Victorian households have avoided further increases to their electricity bills following decisions by the Australian Competition Tribunal released this week. The Tribunal rejected arguments by the five Victorian Distribution Networks that they should be allowed to recover an extra $345 million from Victorian consumers.
The decisions are the last in a series of cases heard by the Tribunal under the Limited Merits Review (LMR) process, which was abolished by the Federal Government on Monday. The LMR process enabled both consumers and Network Companies to challenge electricity pricing determinations made by the Australian Energy Regulator (AER), but it was broadly criticised as leading to price increases for consumers.
The Public Interest Advocacy Centre and the Consumer Policy Research Centre (formerly the Consumer Utilities Advocacy Centre) argued against price increases before the Tribunal.
‘Victorian households should be relieved that further price increases have been avoided at a time of great stress in the energy market,’ said PIAC Senior Solicitor, Julia Mansour.
‘Although electricity prices in Victoria have gone up at a comparatively slower rate than in other parts of Australia, price increases inevitably lead to further hardship and disconnections, particularly for disadvantaged and vulnerable consumers.
‘While we support the Federal Government’s move to abolish LMR, the Network companies will still be able to challenge the Regulator’s pricing decisions by seeking judicial review. The Victorian decisions show that stronger consumer involvement in reviews is crucial to achieving fairer outcomes in the price-setting process,’ said Julia Mansour.

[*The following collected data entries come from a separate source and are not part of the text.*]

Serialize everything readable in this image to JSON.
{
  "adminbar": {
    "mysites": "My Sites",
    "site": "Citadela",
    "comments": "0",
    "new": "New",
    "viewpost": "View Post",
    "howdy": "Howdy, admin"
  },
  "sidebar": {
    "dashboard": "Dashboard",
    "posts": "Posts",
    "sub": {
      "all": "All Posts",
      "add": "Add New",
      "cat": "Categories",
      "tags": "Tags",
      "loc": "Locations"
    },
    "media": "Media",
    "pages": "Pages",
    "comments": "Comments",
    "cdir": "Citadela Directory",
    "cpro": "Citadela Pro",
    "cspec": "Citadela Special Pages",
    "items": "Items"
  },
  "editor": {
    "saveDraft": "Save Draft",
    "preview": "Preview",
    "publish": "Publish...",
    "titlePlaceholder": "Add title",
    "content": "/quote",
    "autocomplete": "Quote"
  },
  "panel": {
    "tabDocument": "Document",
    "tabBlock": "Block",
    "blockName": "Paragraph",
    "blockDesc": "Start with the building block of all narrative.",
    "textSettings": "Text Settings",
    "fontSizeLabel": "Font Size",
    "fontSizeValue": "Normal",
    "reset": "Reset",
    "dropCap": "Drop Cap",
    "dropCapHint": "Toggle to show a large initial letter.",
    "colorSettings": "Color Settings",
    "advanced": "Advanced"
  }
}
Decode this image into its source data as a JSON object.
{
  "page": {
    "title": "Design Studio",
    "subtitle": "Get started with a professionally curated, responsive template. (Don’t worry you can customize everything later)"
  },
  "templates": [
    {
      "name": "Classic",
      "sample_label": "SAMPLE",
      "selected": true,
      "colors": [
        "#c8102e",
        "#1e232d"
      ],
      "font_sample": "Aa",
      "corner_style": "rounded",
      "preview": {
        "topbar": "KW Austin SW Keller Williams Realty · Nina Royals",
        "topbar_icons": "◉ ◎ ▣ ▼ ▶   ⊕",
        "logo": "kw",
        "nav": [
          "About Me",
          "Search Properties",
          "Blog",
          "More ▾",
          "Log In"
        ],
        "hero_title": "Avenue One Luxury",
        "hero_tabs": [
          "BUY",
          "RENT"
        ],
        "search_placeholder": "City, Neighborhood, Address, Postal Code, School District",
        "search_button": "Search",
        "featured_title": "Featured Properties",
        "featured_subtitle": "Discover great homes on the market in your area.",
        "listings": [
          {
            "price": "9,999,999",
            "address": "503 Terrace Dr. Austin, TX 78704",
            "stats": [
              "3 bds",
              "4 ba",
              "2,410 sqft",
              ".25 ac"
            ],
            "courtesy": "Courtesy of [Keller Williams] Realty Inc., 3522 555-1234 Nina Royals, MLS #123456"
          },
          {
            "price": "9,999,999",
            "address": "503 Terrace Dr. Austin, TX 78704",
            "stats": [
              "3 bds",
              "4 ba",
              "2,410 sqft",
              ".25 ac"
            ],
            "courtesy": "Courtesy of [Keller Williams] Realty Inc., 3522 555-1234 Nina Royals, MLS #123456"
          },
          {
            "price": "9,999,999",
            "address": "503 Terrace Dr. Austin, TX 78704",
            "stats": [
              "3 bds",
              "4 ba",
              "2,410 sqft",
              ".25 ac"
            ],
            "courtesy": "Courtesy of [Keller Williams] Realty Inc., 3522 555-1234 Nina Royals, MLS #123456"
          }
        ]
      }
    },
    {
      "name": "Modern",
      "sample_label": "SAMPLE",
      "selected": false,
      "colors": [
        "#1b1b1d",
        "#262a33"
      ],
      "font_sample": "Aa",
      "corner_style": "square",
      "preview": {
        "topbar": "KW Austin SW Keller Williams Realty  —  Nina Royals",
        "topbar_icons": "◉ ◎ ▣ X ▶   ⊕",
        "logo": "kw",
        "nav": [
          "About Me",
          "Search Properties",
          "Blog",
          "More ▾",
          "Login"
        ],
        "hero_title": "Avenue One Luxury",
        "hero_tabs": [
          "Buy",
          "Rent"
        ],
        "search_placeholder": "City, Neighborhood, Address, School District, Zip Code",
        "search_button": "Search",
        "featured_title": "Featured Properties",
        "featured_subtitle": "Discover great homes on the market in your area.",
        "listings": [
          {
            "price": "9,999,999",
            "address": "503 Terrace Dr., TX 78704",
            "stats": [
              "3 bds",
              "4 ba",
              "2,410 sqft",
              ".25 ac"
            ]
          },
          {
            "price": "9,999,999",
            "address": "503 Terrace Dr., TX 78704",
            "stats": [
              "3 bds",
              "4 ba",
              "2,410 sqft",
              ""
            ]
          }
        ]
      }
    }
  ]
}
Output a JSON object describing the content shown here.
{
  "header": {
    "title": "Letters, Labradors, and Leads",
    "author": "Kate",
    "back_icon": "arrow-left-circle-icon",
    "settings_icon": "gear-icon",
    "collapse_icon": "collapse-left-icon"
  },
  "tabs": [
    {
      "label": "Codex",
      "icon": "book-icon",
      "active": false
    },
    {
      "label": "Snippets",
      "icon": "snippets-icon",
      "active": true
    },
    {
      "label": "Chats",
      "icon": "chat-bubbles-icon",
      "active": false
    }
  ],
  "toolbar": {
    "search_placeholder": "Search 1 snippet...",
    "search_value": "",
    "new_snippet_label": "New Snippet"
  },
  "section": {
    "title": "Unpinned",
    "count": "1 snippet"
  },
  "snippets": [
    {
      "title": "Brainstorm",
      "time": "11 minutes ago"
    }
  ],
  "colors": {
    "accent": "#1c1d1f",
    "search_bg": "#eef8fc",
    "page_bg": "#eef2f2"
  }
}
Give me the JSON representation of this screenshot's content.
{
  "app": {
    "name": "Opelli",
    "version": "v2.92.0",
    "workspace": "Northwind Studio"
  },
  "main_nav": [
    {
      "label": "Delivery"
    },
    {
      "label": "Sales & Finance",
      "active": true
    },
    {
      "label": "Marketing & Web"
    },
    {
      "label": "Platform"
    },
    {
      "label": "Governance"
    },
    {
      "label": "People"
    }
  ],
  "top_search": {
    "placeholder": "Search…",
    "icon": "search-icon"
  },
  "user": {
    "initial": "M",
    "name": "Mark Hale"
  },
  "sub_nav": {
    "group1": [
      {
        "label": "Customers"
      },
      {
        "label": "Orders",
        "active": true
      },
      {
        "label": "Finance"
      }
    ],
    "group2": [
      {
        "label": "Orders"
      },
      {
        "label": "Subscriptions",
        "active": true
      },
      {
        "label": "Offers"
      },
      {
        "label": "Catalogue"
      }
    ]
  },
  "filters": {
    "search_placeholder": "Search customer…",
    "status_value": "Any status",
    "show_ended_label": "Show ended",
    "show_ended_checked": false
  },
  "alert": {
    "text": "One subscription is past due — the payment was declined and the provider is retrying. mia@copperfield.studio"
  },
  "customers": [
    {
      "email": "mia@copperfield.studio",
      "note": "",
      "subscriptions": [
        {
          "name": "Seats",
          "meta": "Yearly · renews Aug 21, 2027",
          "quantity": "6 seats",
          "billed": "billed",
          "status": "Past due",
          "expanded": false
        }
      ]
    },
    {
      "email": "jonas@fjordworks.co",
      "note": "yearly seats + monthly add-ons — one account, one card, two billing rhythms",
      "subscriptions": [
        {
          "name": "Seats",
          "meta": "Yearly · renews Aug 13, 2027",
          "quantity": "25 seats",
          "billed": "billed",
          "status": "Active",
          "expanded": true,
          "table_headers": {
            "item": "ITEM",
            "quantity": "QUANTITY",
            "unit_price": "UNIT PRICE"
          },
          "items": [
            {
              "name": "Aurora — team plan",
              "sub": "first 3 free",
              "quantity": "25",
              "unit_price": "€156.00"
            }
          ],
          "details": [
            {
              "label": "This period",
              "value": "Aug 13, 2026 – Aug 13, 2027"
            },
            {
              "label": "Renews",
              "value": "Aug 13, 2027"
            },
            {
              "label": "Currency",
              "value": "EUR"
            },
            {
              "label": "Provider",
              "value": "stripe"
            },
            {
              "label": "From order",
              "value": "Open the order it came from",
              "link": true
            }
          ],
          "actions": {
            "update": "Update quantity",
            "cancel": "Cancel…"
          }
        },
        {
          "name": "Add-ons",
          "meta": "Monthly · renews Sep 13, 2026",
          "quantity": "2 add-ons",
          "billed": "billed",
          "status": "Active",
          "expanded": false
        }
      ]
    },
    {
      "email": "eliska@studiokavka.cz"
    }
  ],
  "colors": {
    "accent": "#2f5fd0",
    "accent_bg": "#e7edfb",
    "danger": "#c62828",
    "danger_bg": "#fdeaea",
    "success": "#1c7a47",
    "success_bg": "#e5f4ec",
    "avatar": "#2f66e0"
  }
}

PIAC welcomes further consultations announced by the COAG Energy Council to improve consumer participation in the regulation of electricity pricing. ‘It is our hope that Government, consumers and the regulator continue to work together to make the electricity pricing system fairer for ordinary consumers,’ said Julia Mansour. ‘Any review process must benefit the people it is designed to serve and more can be done to ensure consumers have the resources and capacity to be involved in the price-setting process.’